Eine "Reportage" (New Yorker) wie aus dem "Spiegel"-Handbuch für Nannen-Preisträger. Die Eisenbahn ist da, aber er hat sie nicht gesehen - ähnlich also wie Bin Laden, der allen Erkenntnissen von Schmidle zufolge auch nach zehn Jahren auf der Flucht vor der Weltmacht Nummer 1 noch einen ausgezeichneten Schlaf hatte. Als die Hubschrauber kommen, hört er nichts. Natürlich, die Helikopter sind aus Tarnungsgründen unheimlich leise. Sogar als einer von ihnen direkt am Haus abstürzt, hört der Terrorfürst davon nichts. Obwohl Schmidle zugeben muss, dass die Nachbarn schon zusammengeströmt seien, in that night.
Triumph der Technik auch am Zaun. Weil der Black Hawk auf der falschen Seite des Mäuerchens um Bin Ladens Haus vom Himmel gefallen ist, muss ein Türchen mit C4 aufgesprengt werden. Benutzt wird offenbar eine geheime, in aller Stille wirkende Rezeptur. Zwar springt die Drahttür auf, Bin Laden aber schläft selig weiter.
Nur sein Bote ist noch unterwegs. Er läuft erst aus dem Haus heraus, dann weider rein. Er hat seine Waffe vergessen! Als er wiederkommt, erschießen ihn zwei GIs. Aber die Märchenstunde ist noch nicht vorüber. Jetzt wird das Haus gestürmt, nur die Treppe hoch geht es nicht. Eine Blechtür versperrt den Weg. Auch sie wird gesprengt. Zumindest einer von Bin Ladens Söhnen ist nun wach. Als er mit einer Kalaschnikow in der Hand das Treppenhaus herunterschaut, wird auch er ausgeschaltet. Eine Kalaschnikow gehabt haben muss er in Wirklichkeit aber nicht, da, schreibt Schmidle, widersprächen sich die Angaben.

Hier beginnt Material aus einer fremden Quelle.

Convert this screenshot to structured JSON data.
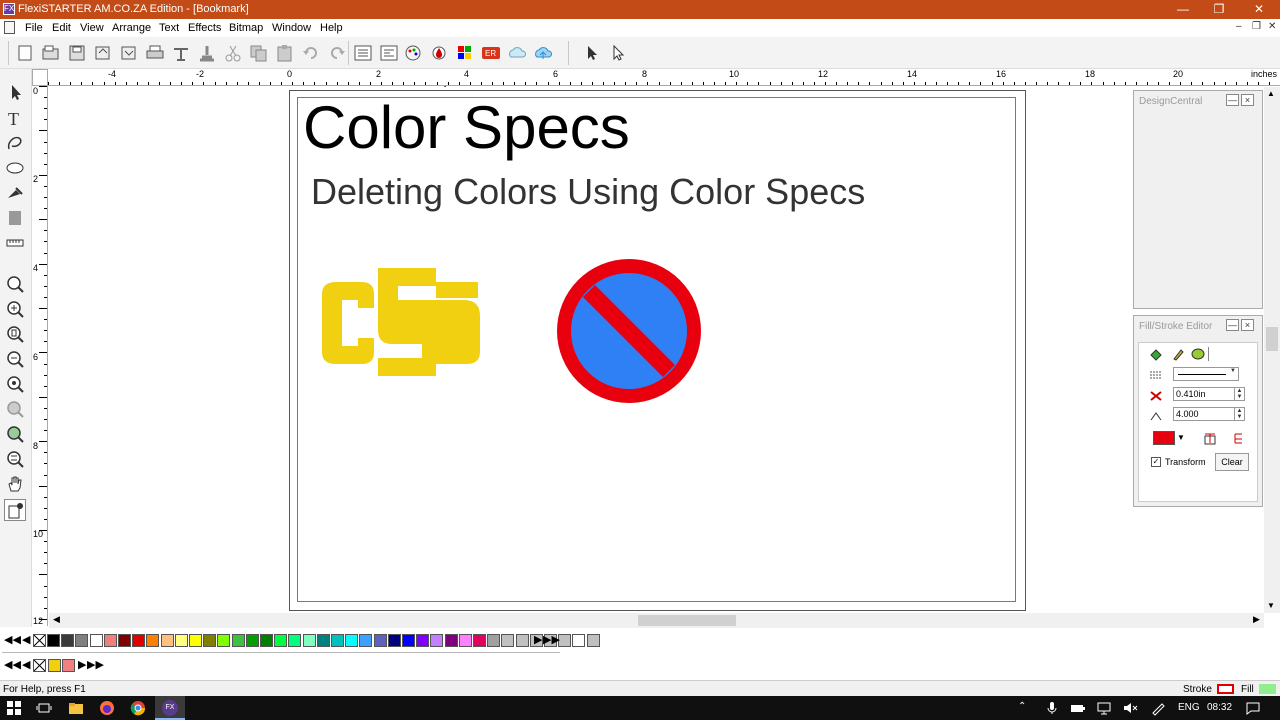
{
  "window": {
    "title": "FlexiSTARTER AM.CO.ZA Edition - [Bookmark]",
    "app_icon": "FX"
  },
  "menu": {
    "items": [
      "File",
      "Edit",
      "View",
      "Arrange",
      "Text",
      "Effects",
      "Bitmap",
      "Window",
      "Help"
    ]
  },
  "ruler": {
    "unit": "inches",
    "h_labels": [
      "-4",
      "-2",
      "0",
      "2",
      "4",
      "6",
      "8",
      "10",
      "12",
      "14",
      "16",
      "18",
      "20"
    ],
    "v_labels": [
      "0",
      "2",
      "4",
      "6",
      "8",
      "10",
      "12"
    ]
  },
  "document": {
    "title": "Color Specs",
    "subtitle": "Deleting Colors Using Color Specs",
    "logo_letters": "cS",
    "logo_color": "#f0d011",
    "no_sign_ring_color": "#e8000f",
    "no_sign_fill_color": "#2f7ff5"
  },
  "panels": {
    "design_central": {
      "title": "DesignCentral"
    },
    "fill_stroke": {
      "title": "Fill/Stroke Editor",
      "width_value": "0.410in",
      "miter_value": "4.000",
      "stroke_color": "#e8000f",
      "transform_label": "Transform",
      "transform_checked": true,
      "clear_label": "Clear"
    }
  },
  "palette": {
    "colors": [
      "#000000",
      "#3a3a3a",
      "#808080",
      "#ffffff",
      "#f08080",
      "#800000",
      "#e00000",
      "#ff8000",
      "#ffc080",
      "#ffff80",
      "#ffff00",
      "#808000",
      "#80ff00",
      "#40c040",
      "#00a000",
      "#008000",
      "#00ff40",
      "#00ff80",
      "#80ffc0",
      "#008080",
      "#00c0c0",
      "#00ffff",
      "#40a0ff",
      "#6060c0",
      "#000080",
      "#0000ff",
      "#8000ff",
      "#c080ff",
      "#800080",
      "#ff80ff",
      "#e00060",
      "#a0a0a0",
      "#c0c0c0",
      "#c0c0c0",
      "#c0c0c0",
      "#c0c0c0",
      "#c0c0c0",
      "#ffffff",
      "#c0c0c0"
    ],
    "doc_colors": [
      "#f0d011",
      "#f08080"
    ]
  },
  "status": {
    "help": "For Help, press F1",
    "stroke_label": "Stroke",
    "fill_label": "Fill",
    "stroke_color": "#e00000",
    "fill_color": "#90ee90"
  },
  "taskbar": {
    "lang": "ENG",
    "time": "08:32"
  }
}
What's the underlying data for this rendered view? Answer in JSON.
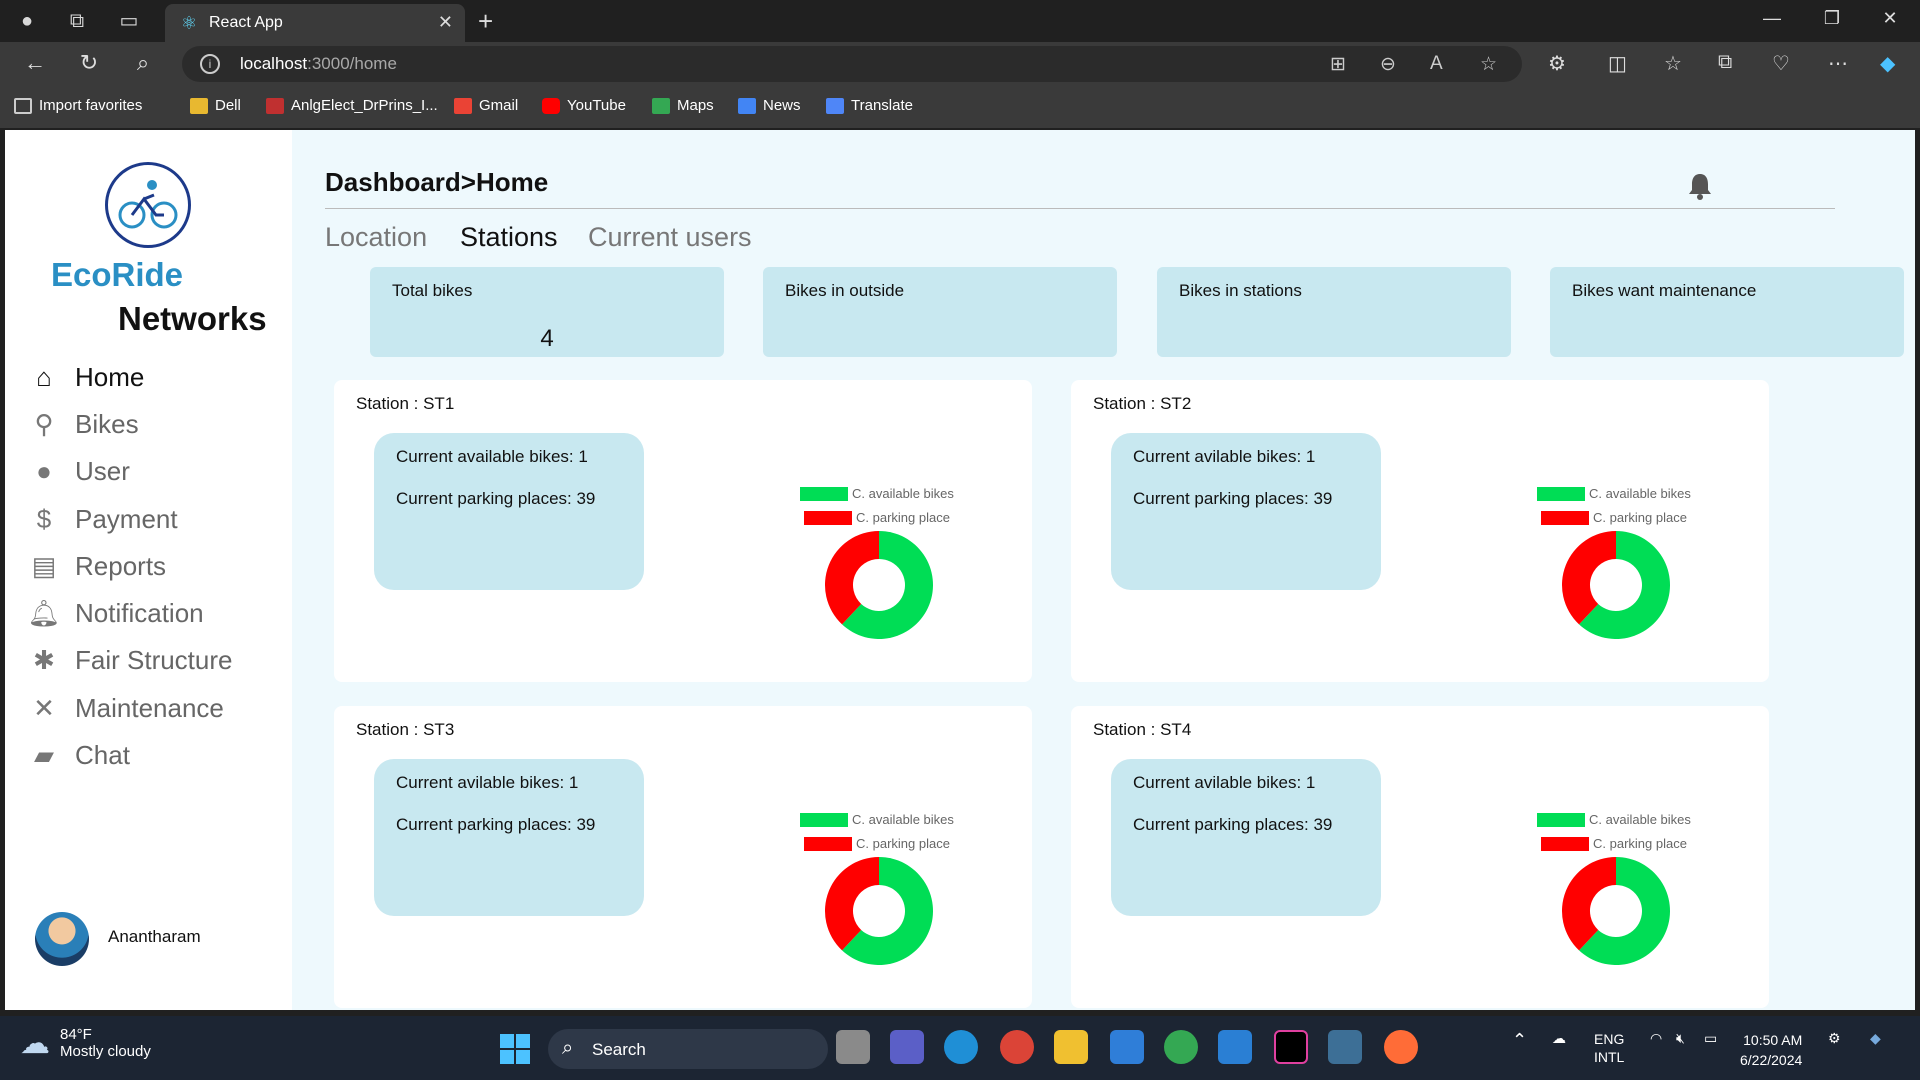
{
  "browser": {
    "tab_title": "React App",
    "url_host": "localhost",
    "url_path": ":3000/home",
    "bookmarks": [
      "Import favorites",
      "Dell",
      "AnlgElect_DrPrins_I...",
      "Gmail",
      "YouTube",
      "Maps",
      "News",
      "Translate"
    ]
  },
  "app": {
    "brand_line1": "EcoRide",
    "brand_line2": "Networks",
    "menu": [
      "Home",
      "Bikes",
      "User",
      "Payment",
      "Reports",
      "Notification",
      "Fair Structure",
      "Maintenance",
      "Chat"
    ],
    "active_menu": "Home",
    "user_name": "Anantharam",
    "breadcrumb": "Dashboard>Home",
    "subtabs": [
      "Location",
      "Stations",
      "Current users"
    ],
    "active_subtab": "Stations",
    "stats": [
      {
        "label": "Total bikes",
        "value": "4"
      },
      {
        "label": "Bikes in outside",
        "value": ""
      },
      {
        "label": "Bikes in stations",
        "value": ""
      },
      {
        "label": "Bikes want maintenance",
        "value": ""
      }
    ],
    "stations": [
      {
        "title": "Station : ST1",
        "line1": "Current available bikes:  1",
        "line2": "Current parking places:  39"
      },
      {
        "title": "Station : ST2",
        "line1": "Current avilable bikes:  1",
        "line2": "Current parking places:  39"
      },
      {
        "title": "Station : ST3",
        "line1": "Current avilable bikes:  1",
        "line2": "Current parking places:  39"
      },
      {
        "title": "Station : ST4",
        "line1": "Current avilable bikes:  1",
        "line2": "Current parking places:  39"
      }
    ],
    "legend": {
      "available": "C. available bikes",
      "parking": "C. parking place"
    },
    "colors": {
      "available": "#00dd55",
      "parking": "#ff0000",
      "card": "#c8e8f0",
      "bg": "#eef9fd",
      "brand": "#2a8fc4"
    }
  },
  "chart_data": [
    {
      "type": "pie",
      "title": "",
      "labels": [
        "C. available bikes",
        "C. parking place"
      ],
      "values": [
        62,
        38
      ]
    },
    {
      "type": "pie",
      "title": "",
      "labels": [
        "C. available bikes",
        "C. parking place"
      ],
      "values": [
        62,
        38
      ]
    },
    {
      "type": "pie",
      "title": "",
      "labels": [
        "C. available bikes",
        "C. parking place"
      ],
      "values": [
        62,
        38
      ]
    },
    {
      "type": "pie",
      "title": "",
      "labels": [
        "C. available bikes",
        "C. parking place"
      ],
      "values": [
        62,
        38
      ]
    }
  ],
  "taskbar": {
    "temp": "84°F",
    "weather": "Mostly cloudy",
    "search": "Search",
    "lang1": "ENG",
    "lang2": "INTL",
    "time": "10:50 AM",
    "date": "6/22/2024"
  }
}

Nächstes Stockwerk, nächstes Blechtür. Wieder C4. Drei Soldaten stürmen hinauf und wirklich, dort steht er, der taube Terrorfürst, versteckt hinter zwei Frauen, unbewaffnet, aber aufrecht. Ein GI wirfst sich nach vorn und trägt die beiden Damen beiseite, die offenbar klein und knufflig waren. Einer der beiden Männer hinter ihm macht dann kurzen Prozess: Ein Schuss in die Brust, ein Schuss übers Auge.
Dann ruft der Mann "Geronimo". Später treffen sich alle Beteiligten mit Barack Obama. Sie schenken ihm eine Flagge, die an Bord eines der Hubschrauber lag. Der Präsident fragt nicht, wer geschossen hat.